With the exception of the ticket office permanently situated in U.S. Bank Stadium (and the players who are away for the offseason), everyone will be together on Monday. That means no more shuttling across town for staff meetings, new commuting routes and more spacious quarters.

Lundeen rattles off the numbers for the move: 20 truckloads of equipment, 1,500 blue moving crates, 200 rolling wooden carts, hundreds of pictures and pieces of art. After a year of planning, the heavy lifting is happening now.

It's a major moment for the franchise, leaving behind the southwest metro home that opened in 1981. The facility was named for Max Winter, the man who brought the NFL expansion team to town in 1961. His name will no longer be prominent.

With the not-yet two-year-old U.S. Bank Stadium in downtown Minneapolis and now the new practice facility, the franchise is firmly in the era of the Wilf family. New Jersey real estate scions and brothers Zygi and Mark Wilf purchased the Vikings in 2005 along with their cousin Leonard Wilf.

On Monday, all staff will arrive to work at the brand-new glassy white home along Interstate 494 in Eagan, 20 minutes east of the old place. It's an unqualified upgrade from the low-slung amalgam of additions that the team long ago outgrew.

The Vikings will get more playing fields, better equipment, more offices and conference rooms, better access to physical treatment, training rooms and a nicer cafeteria overlooking the sylvan parcel that was once home to the world headquarters of Northwest Airlines.

"We are extremely excited with all capital letters," said Kevin Warren, the team's chief operating officer.

They can't pack their memories, but there are some good ones — even if they don't include a Super Bowl victory.

A big one came on a summer day in 2009, when players and staff were finishing lunch in the Winter Park cafeteria while watching a live news feed of quarterback Brett Favre's car en route to Eden Prairie.

When Favre's vehicle rolled up, everyone lined up at the window to watch the surreal scene unfold — hundreds of cheering fans lining the roadway in front of the building. It was an indelible moment.

General Manager Rick Spielman recalled another as he pointed to an office chair. "Jared Allen was sitting right there when he signed his contract," Spielman said of the star defensive end.

Spielman already has worked his last day at Winter Park. When he returns from the NFL scouting combine in Indianapolis, he'll go to Eagan and a whole new setup, including a dedicated high-tech draft day war room.

Much like U.S. Bank Stadium, the new headquarters is an airy, angular structure with lots of windows and natural light. The cafeteria overlooks a playing field. "Do you feel any morale lift when you walk in over there?" Spielman asked rhetorically. "It almost takes your breath away for a minute."

The cost of the new facility isn't public, because the Wilfs paid for it. They intend to develop the acreage they own around the facility in phases with a hotel, offices, retail and housing.

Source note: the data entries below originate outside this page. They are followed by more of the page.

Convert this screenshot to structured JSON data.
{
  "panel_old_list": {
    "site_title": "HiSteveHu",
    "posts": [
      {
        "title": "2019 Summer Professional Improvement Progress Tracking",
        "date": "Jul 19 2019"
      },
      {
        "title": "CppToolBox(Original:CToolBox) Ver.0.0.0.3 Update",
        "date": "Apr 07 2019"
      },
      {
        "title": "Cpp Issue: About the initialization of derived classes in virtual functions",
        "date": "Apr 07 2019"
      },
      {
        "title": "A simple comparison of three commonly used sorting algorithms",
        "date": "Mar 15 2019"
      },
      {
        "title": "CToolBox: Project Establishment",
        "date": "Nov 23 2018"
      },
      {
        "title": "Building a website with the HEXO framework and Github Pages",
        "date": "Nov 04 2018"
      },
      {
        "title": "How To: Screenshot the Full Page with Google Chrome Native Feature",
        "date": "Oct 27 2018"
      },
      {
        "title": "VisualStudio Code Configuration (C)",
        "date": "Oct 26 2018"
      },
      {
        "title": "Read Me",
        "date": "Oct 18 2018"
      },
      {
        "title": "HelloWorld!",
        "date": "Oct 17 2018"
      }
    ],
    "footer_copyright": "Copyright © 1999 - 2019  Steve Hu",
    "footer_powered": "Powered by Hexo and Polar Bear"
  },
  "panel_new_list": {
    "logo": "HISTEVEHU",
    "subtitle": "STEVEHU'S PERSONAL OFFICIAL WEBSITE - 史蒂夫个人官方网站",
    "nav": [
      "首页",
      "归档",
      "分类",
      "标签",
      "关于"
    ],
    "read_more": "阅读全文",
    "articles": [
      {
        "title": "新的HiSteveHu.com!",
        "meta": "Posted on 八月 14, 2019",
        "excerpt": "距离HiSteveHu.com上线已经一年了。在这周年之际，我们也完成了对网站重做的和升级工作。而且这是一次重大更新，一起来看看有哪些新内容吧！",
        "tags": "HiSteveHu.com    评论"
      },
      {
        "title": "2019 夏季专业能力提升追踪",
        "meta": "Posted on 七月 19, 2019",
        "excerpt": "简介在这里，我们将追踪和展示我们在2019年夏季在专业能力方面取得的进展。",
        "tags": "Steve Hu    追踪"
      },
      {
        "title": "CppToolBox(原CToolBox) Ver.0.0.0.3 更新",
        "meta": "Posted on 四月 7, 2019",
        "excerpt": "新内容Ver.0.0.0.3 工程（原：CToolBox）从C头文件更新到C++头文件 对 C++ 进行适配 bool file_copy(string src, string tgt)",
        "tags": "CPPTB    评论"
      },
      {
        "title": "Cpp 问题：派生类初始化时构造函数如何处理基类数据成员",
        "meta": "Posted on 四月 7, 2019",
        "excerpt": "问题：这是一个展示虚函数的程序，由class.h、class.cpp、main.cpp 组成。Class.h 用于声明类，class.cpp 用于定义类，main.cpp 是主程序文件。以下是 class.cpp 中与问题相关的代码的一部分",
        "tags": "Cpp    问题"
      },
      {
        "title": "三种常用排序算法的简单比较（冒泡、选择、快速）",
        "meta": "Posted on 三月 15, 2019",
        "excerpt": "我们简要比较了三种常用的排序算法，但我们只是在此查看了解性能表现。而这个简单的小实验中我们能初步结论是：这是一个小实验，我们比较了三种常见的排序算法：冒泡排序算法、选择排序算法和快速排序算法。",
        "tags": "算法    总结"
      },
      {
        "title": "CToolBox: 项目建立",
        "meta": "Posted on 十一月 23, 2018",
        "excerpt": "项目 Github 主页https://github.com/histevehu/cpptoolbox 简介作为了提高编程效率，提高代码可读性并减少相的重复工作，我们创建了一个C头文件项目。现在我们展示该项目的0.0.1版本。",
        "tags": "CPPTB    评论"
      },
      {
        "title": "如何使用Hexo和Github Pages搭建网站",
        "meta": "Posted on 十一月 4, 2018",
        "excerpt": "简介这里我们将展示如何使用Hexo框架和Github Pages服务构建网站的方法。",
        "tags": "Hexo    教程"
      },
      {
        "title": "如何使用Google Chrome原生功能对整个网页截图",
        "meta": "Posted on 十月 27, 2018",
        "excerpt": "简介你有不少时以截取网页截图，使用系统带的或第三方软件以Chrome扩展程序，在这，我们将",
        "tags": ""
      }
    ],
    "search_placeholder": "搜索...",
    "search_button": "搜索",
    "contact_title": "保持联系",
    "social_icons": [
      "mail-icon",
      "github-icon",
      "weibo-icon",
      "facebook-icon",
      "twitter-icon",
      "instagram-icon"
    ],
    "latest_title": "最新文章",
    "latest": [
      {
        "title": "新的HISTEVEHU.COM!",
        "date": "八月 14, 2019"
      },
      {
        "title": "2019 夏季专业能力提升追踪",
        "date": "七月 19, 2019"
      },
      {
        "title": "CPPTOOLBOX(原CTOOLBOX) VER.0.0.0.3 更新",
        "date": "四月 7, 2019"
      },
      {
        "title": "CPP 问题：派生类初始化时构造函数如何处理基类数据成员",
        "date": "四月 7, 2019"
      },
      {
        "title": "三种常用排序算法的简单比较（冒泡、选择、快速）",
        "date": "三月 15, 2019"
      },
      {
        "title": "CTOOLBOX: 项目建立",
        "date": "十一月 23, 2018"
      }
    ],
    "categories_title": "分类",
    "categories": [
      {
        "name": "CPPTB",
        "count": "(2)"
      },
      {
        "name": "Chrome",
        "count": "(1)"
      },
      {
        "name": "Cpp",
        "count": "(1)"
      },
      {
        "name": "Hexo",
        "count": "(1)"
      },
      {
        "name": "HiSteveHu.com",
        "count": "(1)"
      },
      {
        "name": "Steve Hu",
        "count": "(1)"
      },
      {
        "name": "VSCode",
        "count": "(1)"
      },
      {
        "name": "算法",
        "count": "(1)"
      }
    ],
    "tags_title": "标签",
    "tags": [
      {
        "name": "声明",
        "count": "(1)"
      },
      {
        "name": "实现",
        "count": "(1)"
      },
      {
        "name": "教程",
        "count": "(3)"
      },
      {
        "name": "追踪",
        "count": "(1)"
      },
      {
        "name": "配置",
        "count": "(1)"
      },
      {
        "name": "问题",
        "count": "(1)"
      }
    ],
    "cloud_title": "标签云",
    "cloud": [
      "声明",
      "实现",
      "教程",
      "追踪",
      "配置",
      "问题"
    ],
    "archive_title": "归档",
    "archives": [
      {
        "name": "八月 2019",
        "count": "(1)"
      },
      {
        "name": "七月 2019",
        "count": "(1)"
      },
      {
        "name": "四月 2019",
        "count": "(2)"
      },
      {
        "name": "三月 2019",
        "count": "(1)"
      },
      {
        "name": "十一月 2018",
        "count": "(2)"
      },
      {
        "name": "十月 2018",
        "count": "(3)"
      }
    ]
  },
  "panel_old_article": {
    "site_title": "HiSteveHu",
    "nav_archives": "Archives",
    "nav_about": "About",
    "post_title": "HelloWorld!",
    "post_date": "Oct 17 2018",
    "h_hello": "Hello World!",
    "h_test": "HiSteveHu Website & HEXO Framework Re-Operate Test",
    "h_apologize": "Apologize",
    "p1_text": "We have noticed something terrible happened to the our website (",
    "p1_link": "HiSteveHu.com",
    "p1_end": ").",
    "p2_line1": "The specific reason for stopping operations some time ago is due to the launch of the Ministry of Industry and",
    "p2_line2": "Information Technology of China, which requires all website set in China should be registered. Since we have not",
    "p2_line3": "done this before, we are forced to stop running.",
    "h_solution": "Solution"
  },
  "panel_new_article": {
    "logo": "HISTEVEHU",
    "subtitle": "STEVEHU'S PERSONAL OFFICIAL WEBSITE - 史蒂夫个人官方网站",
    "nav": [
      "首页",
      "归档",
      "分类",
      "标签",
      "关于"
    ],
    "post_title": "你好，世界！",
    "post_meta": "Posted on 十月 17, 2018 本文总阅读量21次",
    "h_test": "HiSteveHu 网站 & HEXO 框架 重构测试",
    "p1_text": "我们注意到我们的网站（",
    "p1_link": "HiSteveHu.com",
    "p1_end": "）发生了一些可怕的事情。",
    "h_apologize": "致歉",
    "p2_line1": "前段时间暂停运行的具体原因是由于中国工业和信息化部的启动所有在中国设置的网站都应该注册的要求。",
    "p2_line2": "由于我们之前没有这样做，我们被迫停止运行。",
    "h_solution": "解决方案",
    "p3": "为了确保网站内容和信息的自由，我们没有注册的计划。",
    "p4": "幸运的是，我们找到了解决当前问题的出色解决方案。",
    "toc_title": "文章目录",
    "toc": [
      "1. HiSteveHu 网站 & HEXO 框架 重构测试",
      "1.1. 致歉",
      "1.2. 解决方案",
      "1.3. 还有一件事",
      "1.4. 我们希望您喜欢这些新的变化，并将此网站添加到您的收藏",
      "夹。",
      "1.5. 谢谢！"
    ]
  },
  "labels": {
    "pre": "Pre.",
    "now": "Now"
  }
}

Many Vikings employees have worked at Winter Park for decades. Some are finding buried relics. Vikings Vice President Lester Bagley, who has amassed stacks of papers, uncovered former team CEO Roger Headrick's stadium testimony to the Legislature in 1997.

Public Relations Director Bob Hagan, who's been with the team for 27 years, is atop the packrat pile. Among the hidden treasures in his office: a bottle of squirrel repellent, a gag gift from his colleagues.

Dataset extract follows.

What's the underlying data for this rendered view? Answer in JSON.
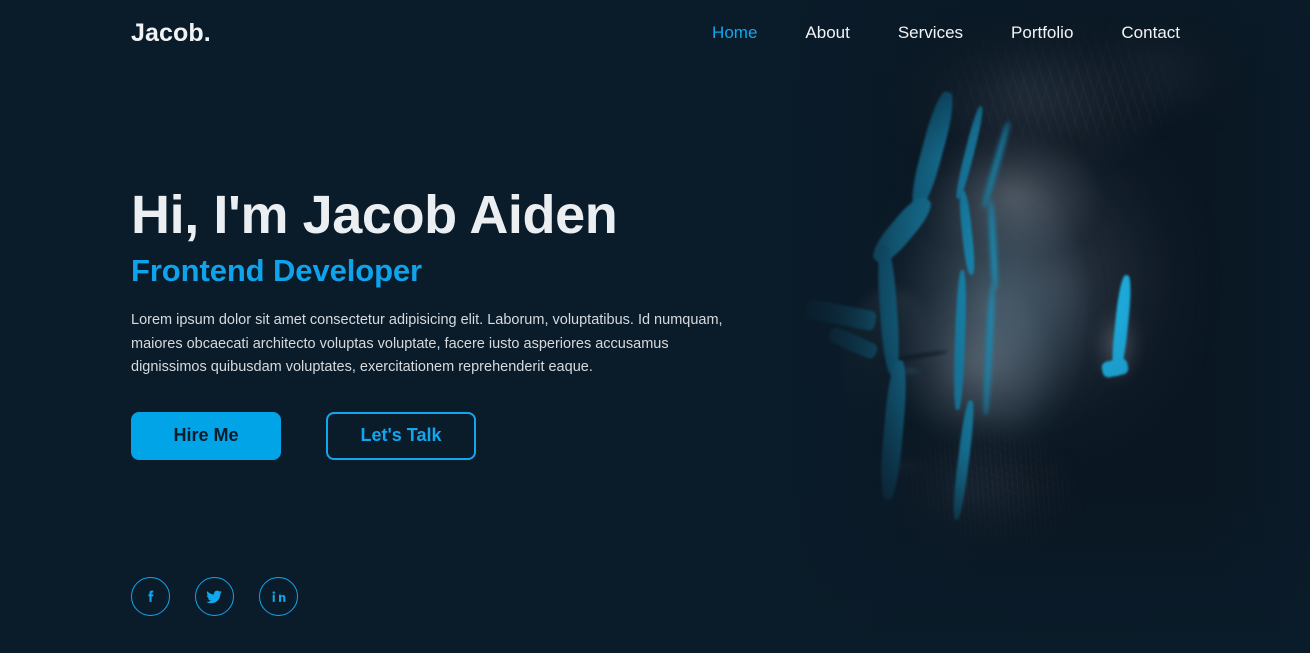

Some big stuff won't be transferred, including the landmark ship in front of the building. "I don't think that could be moved," team spokesman Jeff Anderson said.

Some stuff will be easier than others.

The Vikings staff is accustomed to moving most of the weight equipment once a year — a multiweek process to transfer the machines to training camp in Mankato. Training camp will now be held at the Eagan facility, which comes with its own stadium.

The locker of Korey Stringer, the offensive tackle who died of heat stroke complications at training camp in 2001, remained sealed at Winter Park on Tuesday. Anderson said Stringer will be memorialized in a more public location in the new building.

Spielman said he's excited about the new equipment, although he isn't ready to go fully digital for the upcoming draft day. He's keeping some notecards and a magnetized wall. "There's a weaning process," he said.